I asked the what-could-he-have-done question to WaPo‘s Jennifer Rubin in our most recent Ricochet podcast, and she had a surprising answer: “tax reform.” It’s certainly clear now that sweeping bipartisan tax reform, cutting loopholes and lowering marginal rates, is a doable piece of legislation. Maybe Obama could have gotten it done in 2009, as part of an economic “focus,” arguing that it would help create jobs in the medium term if not the short term. He might even have snuck in an overall tax increase while he had a Democratic House and a filibuster-proof Democratic Senate majority. And maybe, having accomplished that, he wouldn’t have lost that majority. Sure, this is only clear, if at all, in hindsight. But that’s why we have leaders–to recognize political possibilities that only become clear in hindsight.

One argument against Rubin’s speculation is that, precisely because achieving tax reform before the mid-terms would have helped Democrats, Republicans would have made sure it didn’t happen.

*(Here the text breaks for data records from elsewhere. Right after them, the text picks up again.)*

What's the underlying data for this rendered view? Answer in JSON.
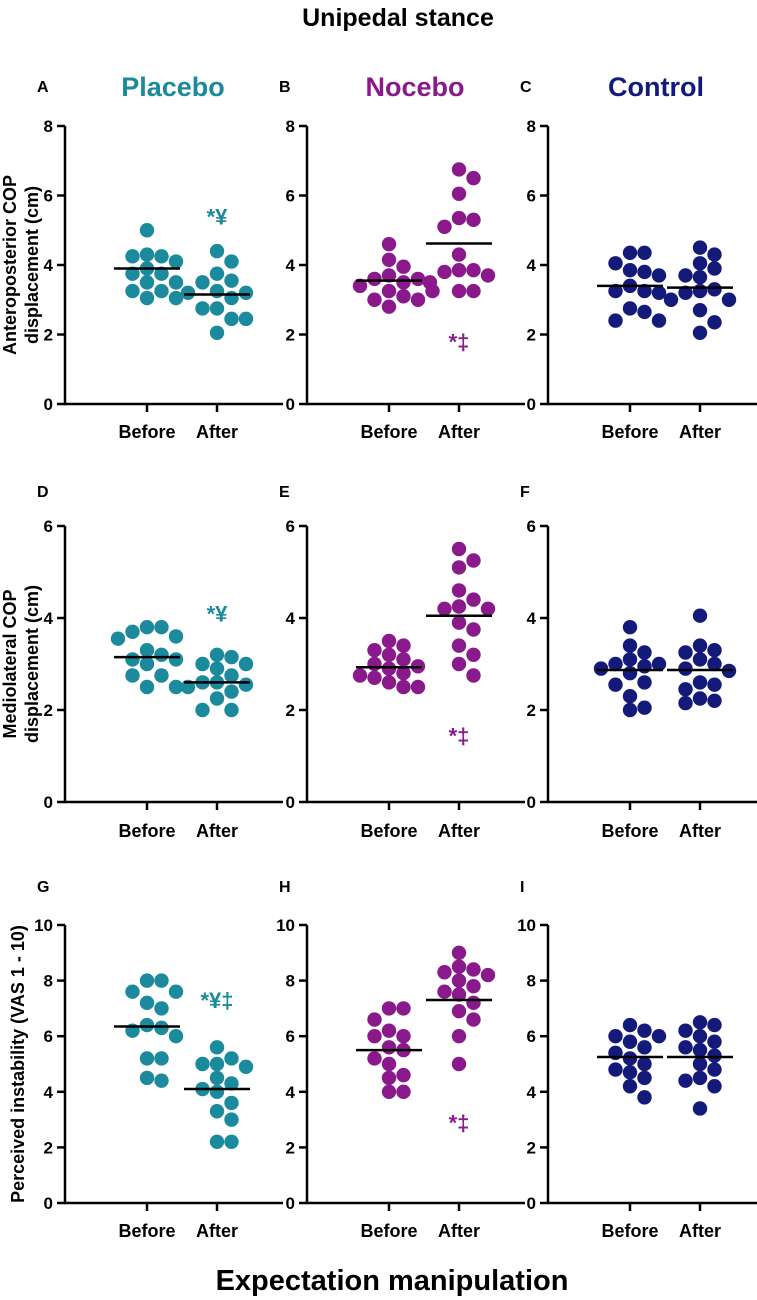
{
  "title": "Unipedal stance",
  "x_axis_title": "Expectation manipulation",
  "colors": {
    "placebo": "#1a8a9c",
    "nocebo": "#8a1a8c",
    "control": "#141a7a"
  },
  "groups": [
    {
      "name": "Placebo",
      "color": "#1a8a9c"
    },
    {
      "name": "Nocebo",
      "color": "#8a1a8c"
    },
    {
      "name": "Control",
      "color": "#141a7a"
    }
  ],
  "row_ylabels": [
    [
      "Anteroposterior COP",
      "displacement (cm)"
    ],
    [
      "Mediolateral COP",
      "displacement (cm)"
    ],
    [
      "Perceived instability (VAS 1 - 10)"
    ]
  ],
  "chart_data": [
    {
      "panel": "A",
      "group": "Placebo",
      "type": "scatter",
      "categories": [
        "Before",
        "After"
      ],
      "ylim": [
        0,
        8
      ],
      "yticks": [
        0,
        2,
        4,
        6,
        8
      ],
      "series": [
        {
          "name": "Before",
          "mean": 3.9,
          "values": [
            5.0,
            4.3,
            4.25,
            4.25,
            4.1,
            3.9,
            3.75,
            3.75,
            3.5,
            3.5,
            3.25,
            3.25,
            3.05,
            3.05
          ]
        },
        {
          "name": "After",
          "mean": 3.15,
          "values": [
            4.4,
            4.1,
            3.75,
            3.55,
            3.5,
            3.25,
            3.2,
            3.2,
            3.05,
            2.75,
            2.75,
            2.45,
            2.45,
            2.05
          ]
        }
      ],
      "annotation": {
        "category": "After",
        "text": "*¥",
        "y": 5.4
      }
    },
    {
      "panel": "B",
      "group": "Nocebo",
      "type": "scatter",
      "categories": [
        "Before",
        "After"
      ],
      "ylim": [
        0,
        8
      ],
      "yticks": [
        0,
        2,
        4,
        6,
        8
      ],
      "series": [
        {
          "name": "Before",
          "mean": 3.55,
          "values": [
            4.6,
            4.15,
            3.95,
            3.7,
            3.6,
            3.6,
            3.5,
            3.4,
            3.25,
            3.25,
            3.1,
            3.0,
            3.0,
            2.8
          ]
        },
        {
          "name": "After",
          "mean": 4.62,
          "values": [
            6.75,
            6.5,
            6.05,
            5.35,
            5.3,
            5.1,
            4.3,
            3.85,
            3.85,
            3.8,
            3.7,
            3.5,
            3.25,
            3.25
          ]
        }
      ],
      "annotation": {
        "category": "After",
        "text": "*‡",
        "y": 1.8
      }
    },
    {
      "panel": "C",
      "group": "Control",
      "type": "scatter",
      "categories": [
        "Before",
        "After"
      ],
      "ylim": [
        0,
        8
      ],
      "yticks": [
        0,
        2,
        4,
        6,
        8
      ],
      "series": [
        {
          "name": "Before",
          "mean": 3.4,
          "values": [
            4.35,
            4.35,
            4.05,
            3.85,
            3.8,
            3.7,
            3.4,
            3.25,
            3.25,
            3.2,
            2.75,
            2.65,
            2.4,
            2.4
          ]
        },
        {
          "name": "After",
          "mean": 3.35,
          "values": [
            4.5,
            4.3,
            4.05,
            3.9,
            3.7,
            3.65,
            3.3,
            3.25,
            3.2,
            3.0,
            3.0,
            2.7,
            2.35,
            2.05
          ]
        }
      ]
    },
    {
      "panel": "D",
      "group": "Placebo",
      "type": "scatter",
      "categories": [
        "Before",
        "After"
      ],
      "ylim": [
        0,
        6
      ],
      "yticks": [
        0,
        2,
        4,
        6
      ],
      "series": [
        {
          "name": "Before",
          "mean": 3.15,
          "values": [
            3.8,
            3.8,
            3.7,
            3.6,
            3.55,
            3.3,
            3.2,
            3.1,
            3.1,
            3.0,
            2.75,
            2.75,
            2.5,
            2.5
          ]
        },
        {
          "name": "After",
          "mean": 2.6,
          "values": [
            3.2,
            3.15,
            3.0,
            3.0,
            2.9,
            2.75,
            2.6,
            2.6,
            2.55,
            2.5,
            2.4,
            2.25,
            2.0,
            2.0
          ]
        }
      ],
      "annotation": {
        "category": "After",
        "text": "*¥",
        "y": 4.1
      }
    },
    {
      "panel": "E",
      "group": "Nocebo",
      "type": "scatter",
      "categories": [
        "Before",
        "After"
      ],
      "ylim": [
        0,
        6
      ],
      "yticks": [
        0,
        2,
        4,
        6
      ],
      "series": [
        {
          "name": "Before",
          "mean": 2.93,
          "values": [
            3.5,
            3.4,
            3.3,
            3.2,
            3.1,
            3.0,
            2.95,
            2.9,
            2.8,
            2.75,
            2.7,
            2.6,
            2.5,
            2.5
          ]
        },
        {
          "name": "After",
          "mean": 4.05,
          "values": [
            5.5,
            5.25,
            5.1,
            4.6,
            4.4,
            4.25,
            4.2,
            4.2,
            3.9,
            3.75,
            3.4,
            3.2,
            3.0,
            2.75
          ]
        }
      ],
      "annotation": {
        "category": "After",
        "text": "*‡",
        "y": 1.45
      }
    },
    {
      "panel": "F",
      "group": "Control",
      "type": "scatter",
      "categories": [
        "Before",
        "After"
      ],
      "ylim": [
        0,
        6
      ],
      "yticks": [
        0,
        2,
        4,
        6
      ],
      "series": [
        {
          "name": "Before",
          "mean": 2.87,
          "values": [
            3.8,
            3.4,
            3.25,
            3.1,
            3.0,
            3.0,
            2.95,
            2.9,
            2.8,
            2.6,
            2.55,
            2.3,
            2.05,
            2.0
          ]
        },
        {
          "name": "After",
          "mean": 2.87,
          "values": [
            4.05,
            3.4,
            3.3,
            3.25,
            3.1,
            3.0,
            2.9,
            2.85,
            2.6,
            2.55,
            2.45,
            2.25,
            2.2,
            2.15
          ]
        }
      ]
    },
    {
      "panel": "G",
      "group": "Placebo",
      "type": "scatter",
      "categories": [
        "Before",
        "After"
      ],
      "ylim": [
        0,
        10
      ],
      "yticks": [
        0,
        2,
        4,
        6,
        8,
        10
      ],
      "series": [
        {
          "name": "Before",
          "mean": 6.35,
          "values": [
            8.0,
            8.0,
            7.6,
            7.6,
            7.2,
            7.0,
            6.4,
            6.3,
            6.2,
            6.0,
            5.2,
            5.2,
            4.5,
            4.4
          ]
        },
        {
          "name": "After",
          "mean": 4.1,
          "values": [
            5.6,
            5.2,
            5.0,
            5.0,
            4.9,
            4.5,
            4.3,
            4.1,
            4.0,
            3.6,
            3.3,
            3.0,
            2.2,
            2.2
          ]
        }
      ],
      "annotation": {
        "category": "After",
        "text": "*¥‡",
        "y": 7.3
      }
    },
    {
      "panel": "H",
      "group": "Nocebo",
      "type": "scatter",
      "categories": [
        "Before",
        "After"
      ],
      "ylim": [
        0,
        10
      ],
      "yticks": [
        0,
        2,
        4,
        6,
        8,
        10
      ],
      "series": [
        {
          "name": "Before",
          "mean": 5.5,
          "values": [
            7.0,
            7.0,
            6.6,
            6.2,
            6.0,
            6.0,
            5.6,
            5.5,
            5.2,
            5.0,
            4.6,
            4.5,
            4.0,
            4.0
          ]
        },
        {
          "name": "After",
          "mean": 7.3,
          "values": [
            9.0,
            8.5,
            8.4,
            8.3,
            8.2,
            8.0,
            7.8,
            7.6,
            7.5,
            7.2,
            6.9,
            6.6,
            6.0,
            5.0
          ]
        }
      ],
      "annotation": {
        "category": "After",
        "text": "*‡",
        "y": 2.9
      }
    },
    {
      "panel": "I",
      "group": "Control",
      "type": "scatter",
      "categories": [
        "Before",
        "After"
      ],
      "ylim": [
        0,
        10
      ],
      "yticks": [
        0,
        2,
        4,
        6,
        8,
        10
      ],
      "series": [
        {
          "name": "Before",
          "mean": 5.25,
          "values": [
            6.4,
            6.2,
            6.0,
            6.0,
            5.8,
            5.6,
            5.4,
            5.2,
            5.0,
            4.8,
            4.7,
            4.5,
            4.2,
            3.8
          ]
        },
        {
          "name": "After",
          "mean": 5.25,
          "values": [
            6.5,
            6.4,
            6.2,
            6.0,
            5.8,
            5.6,
            5.5,
            5.3,
            5.0,
            4.8,
            4.5,
            4.4,
            4.2,
            3.4
          ]
        }
      ]
    }
  ]
}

But presidents, at least successful ones, have ways of making their enemies cooperate, usually through a combination of reward, intimidation, and theft. Obama would have taken the GOP’s own big idea and run with it–you’d think he could have broken off at least a few GOP votes, in a way he couldn’t with Obamacare. Anyway, Rubin argues, he wouldn’t have needed GOP votes under filibuster-avoiding budget rules. (Remember “reconciliation”?)

A better argument is that a big tax reform will happen in the next few years anyway. It seems to be one of the only means of addressing the budget crisis in a way that’s palatable to Republicans and Democrats. (And it’s a good idea in its own right). Universal health coverage doesn’t have a similar asteroid-bearing-down-on-us inevitablity. If Obama hadn’t pursued his big health bill in 2009 it arguably would have never happened, at least not during his presidency. Even if tax reform got done before November, 2010, Obama wasn’t going to get a bigger Senate majority after that election. Much more likely that he’d lose his 60th vote. Meanwhile the initial good will that any incoming President has would have dissipated.

This isn’t like Bill Clinton’s big 1994 mistake of pivoting from the economy to Hillarycare instead of to welfare reform. Pivoting to welfare would have built public confidence and allowed Dems’ to do bigger things (like Hillarycare) that they couldn’t do until they’d made it clear to voters that they weren’t liberal caricatures who like to spend money heedless of popular values (like work). Tax reform doesn’t really address a similarly fundamental source of popular misgiving–do you worry that Dems will never rejigger the tax system? More likely it would inflame popular doubt–i.e., when Dems called for tax increases under cover of reform. Tax reform just isn’t a confidence-builder in the same way welfare reform potentially was in 1994 (and, in fact, proved to be when it finally happened in 1996). Because of his 1994 mistake, Clinton got neither a health care bill nor welfare reform bill in his first two years. But Obama actually passed his health bill. Whether he did a good job selling it to voters is a separate question, the answer to which is “no.”

Yes, there’s been serious political fallout for Democratic politicians (which seems to be what Frank means when he says “we paid a terrible price for health care.” But–despite Rubin’s tantalizing tax reform counterfactual–Congressional Dems who claim to support Obamacare would seem to be letting their current bleak political self-interest cloud their judgment if they think they would have accomplished more in Barney Frank’s alternate universe.